Note 40 (page 75). Dictate twelve dates, one in each month. Remind the pupils of the spelling of February and of the fact that the names of the months begin with capital letters.
Note 41 (page 75). Let children of foreign parentage tell about their unusual customs. Let them realize, as they tell about their home traditions, that they are making a most interesting contribution to the class entertainment.
Note 42 (page 78). Pupils will enjoy and profit by a pantomimic presentation of the scene, as a preparation for the real dramatization. Let one pupil show how Jack slowly and painfully rose from the ground. Let another show the alarmed mother, another the wise doctor. Then ask each actor what the person represented might have said. See Notes 2, 3, 4, 5, 6, and 27.
Note 43 (page 80). Other subjects will readily suggest themselves: as, a toboggan party, making an ice rink, trapping for muskrats or rabbits, fishing through the ice, ice boating, visiting the museum, visiting the zoo, visiting the botanical gardens, visiting the aquarium, a class dance, a class workshop for making things of wood, paper, or cloth.
The meeting may be presided over by a member of the class. Set speeches should be required and order maintained. The discussion should not lapse into undirected, fragmentary conversation. It is not enough for a pupil to say, "Let us go to the museum next Saturday afternoon." The speech should say when and where the class is to meet, how long it is to stay, what it is to do when it reaches the museum, who the leader is to be, whether the teacher is to be invited, and why this plan is preferable to the others proposed.

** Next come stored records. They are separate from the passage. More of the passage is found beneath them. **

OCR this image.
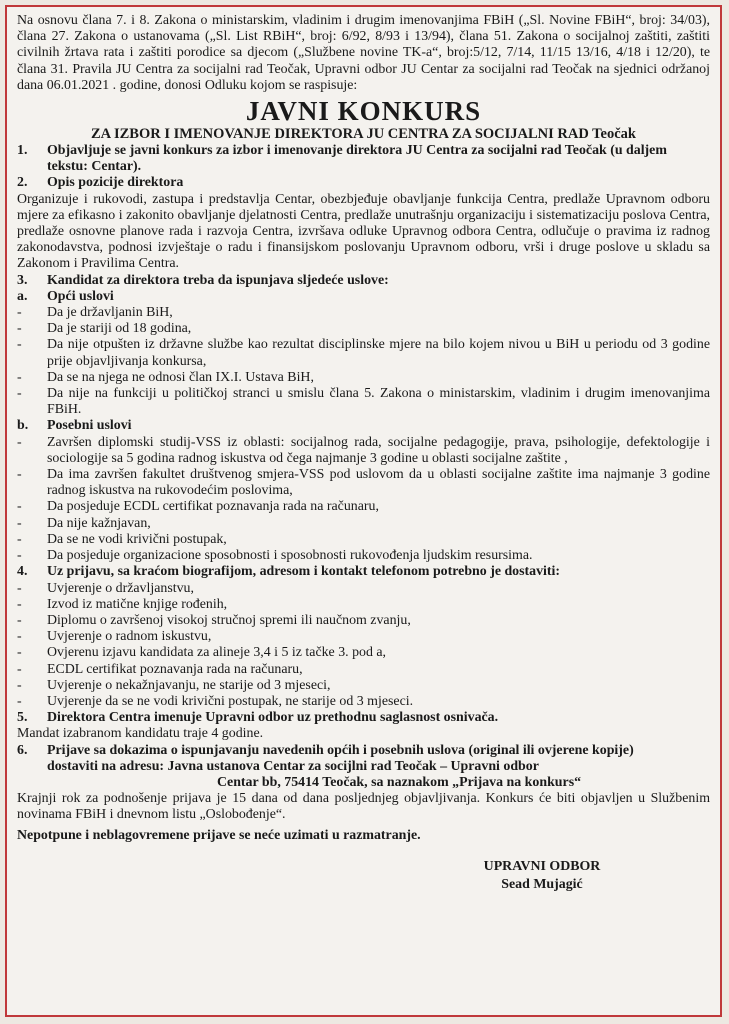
Na osnovu člana 7. i 8. Zakona o ministarskim, vladinim i drugim imenovanjima FBiH („Sl. Novine FBiH“, broj: 34/03), člana 27. Zakona o ustanovama („Sl. List RBiH“, broj: 6/92, 8/93 i 13/94), člana 51. Zakona o socijalnoj zaštiti, zaštiti civilnih žrtava rata i zaštiti porodice sa djecom („Službene novine TK-a“, broj:5/12, 7/14, 11/15 13/16, 4/18 i 12/20), te člana 31. Pravila JU Centra za socijalni rad Teočak, Upravni odbor JU Centar za socijalni rad Teočak na sjednici održanoj dana 06.01.2021 . godine, donosi Odluku kojom se raspisuje:
JAVNI KONKURS
ZA IZBOR I IMENOVANJE DIREKTORA JU CENTRA ZA SOCIJALNI RAD Teočak
1.	Objavljuje se javni konkurs za izbor i imenovanje direktora JU Centra za socijalni rad Teočak (u daljem tekstu: Centar).
2.	Opis pozicije direktora
Organizuje i rukovodi, zastupa i predstavlja Centar, obezbjeđuje obavljanje funkcija Centra, predlaže Upravnom odboru mjere za efikasno i zakonito obavljanje djelatnosti Centra, predlaže unutrašnju organizaciju i sistematizaciju poslova Centra, predlaže osnovne planove rada i razvoja Centra, izvršava odluke Upravnog odbora Centra, odlučuje o pravima iz radnog zakonodavstva, podnosi izvještaje o radu i finansijskom poslovanju Upravnom odboru, vrši i druge poslove u skladu sa Zakonom i Pravilima Centra.
3.	Kandidat za direktora treba da ispunjava sljedeće uslove:
a.	Opći uslovi
-	Da je državljanin BiH,
-	Da je stariji od 18 godina,
-	Da nije otpušten iz državne službe kao rezultat disciplinske mjere na bilo kojem nivou u BiH u periodu od 3 godine prije objavljivanja konkursa,
-	Da se na njega ne odnosi član IX.I. Ustava BiH,
-	Da nije na funkciji u političkoj stranci u smislu člana 5. Zakona o ministarskim, vladinim i drugim imenovanjima FBiH.
b.	Posebni uslovi
-	Završen diplomski studij-VSS iz oblasti: socijalnog rada, socijalne pedagogije, prava, psihologije, defektologije i sociologije sa 5 godina radnog iskustva od čega najmanje 3 godine u oblasti socijalne zaštite ,
-	Da ima završen fakultet društvenog smjera-VSS pod uslovom da u oblasti socijalne zaštite ima najmanje 3 godine radnog iskustva na rukovodećim poslovima,
-	Da posjeduje ECDL certifikat poznavanja rada na računaru,
-	Da nije kažnjavan,
-	Da se ne vodi krivični postupak,
-	Da posjeduje organizacione sposobnosti i sposobnosti rukovođenja ljudskim resursima.
4.	Uz prijavu, sa kraćom biografijom, adresom i kontakt telefonom potrebno je dostaviti:
-	Uvjerenje o državljanstvu,
-	Izvod iz matične knjige rođenih,
-	Diplomu o završenoj visokoj stručnoj spremi ili naučnom zvanju,
-	Uvjerenje o radnom iskustvu,
-	Ovjerenu izjavu kandidata za alineje 3,4 i 5 iz tačke 3. pod a,
-	ECDL certifikat poznavanja rada na računaru,
-	Uvjerenje o nekažnjavanju, ne starije od 3 mjeseci,
-	Uvjerenje da se ne vodi krivični postupak, ne starije od 3 mjeseci.
5.	Direktora Centra imenuje Upravni odbor uz prethodnu saglasnost osnivača.
Mandat izabranom kandidatu traje 4 godine.
6.	Prijave sa dokazima o ispunjavanju navedenih općih i posebnih uslova (original ili ovjerene kopije)
dostaviti na adresu: Javna ustanova Centar za socijlni rad Teočak – Upravni odbor
Centar bb, 75414 Teočak, sa naznakom „Prijava na konkurs“
Krajnji rok za podnošenje prijava je 15 dana od dana posljednjeg objavljivanja. Konkurs će biti objavljen u Službenim novinama FBiH i dnevnom listu „Oslobođenje“.
Nepotpune i neblagovremene prijave se neće uzimati u razmatranje.
UPRAVNI ODBOR
Sead Mujagić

For seat work the class may make a picture book of winter fun, using colored crayons. An opportunity will here be incidentally offered to impress pupils with the fact that if they could only write their thoughts they might now make a real book about winter fun, and not simply a picture book. The promise may be made that as soon as they learn to write their thoughts well, they will be given a chance to make books.
Note 44 (page 81). The moment a word is mispronounced in the story-telling or other exercises, it should be added to a list kept on the board. Pupils will soon become alert for errors of this kind. From such a small beginning may well grow a class language conscience, a class pride in its English, and thus finally an individual conscientiousness in the use of the mother tongue.
Note 45 (page 83). Freely rendered after Chance's "Little Folks of Many Lands." Other books containing suitable material are Andrews's "The Seven Little Sisters" and "Each and All," as well as Peary's "Snow Baby" and "Children of the Arctic." Some Eskimos do have houses of wood, mainly driftwood, but others do not. It is with these latter that the present lessons are concerned.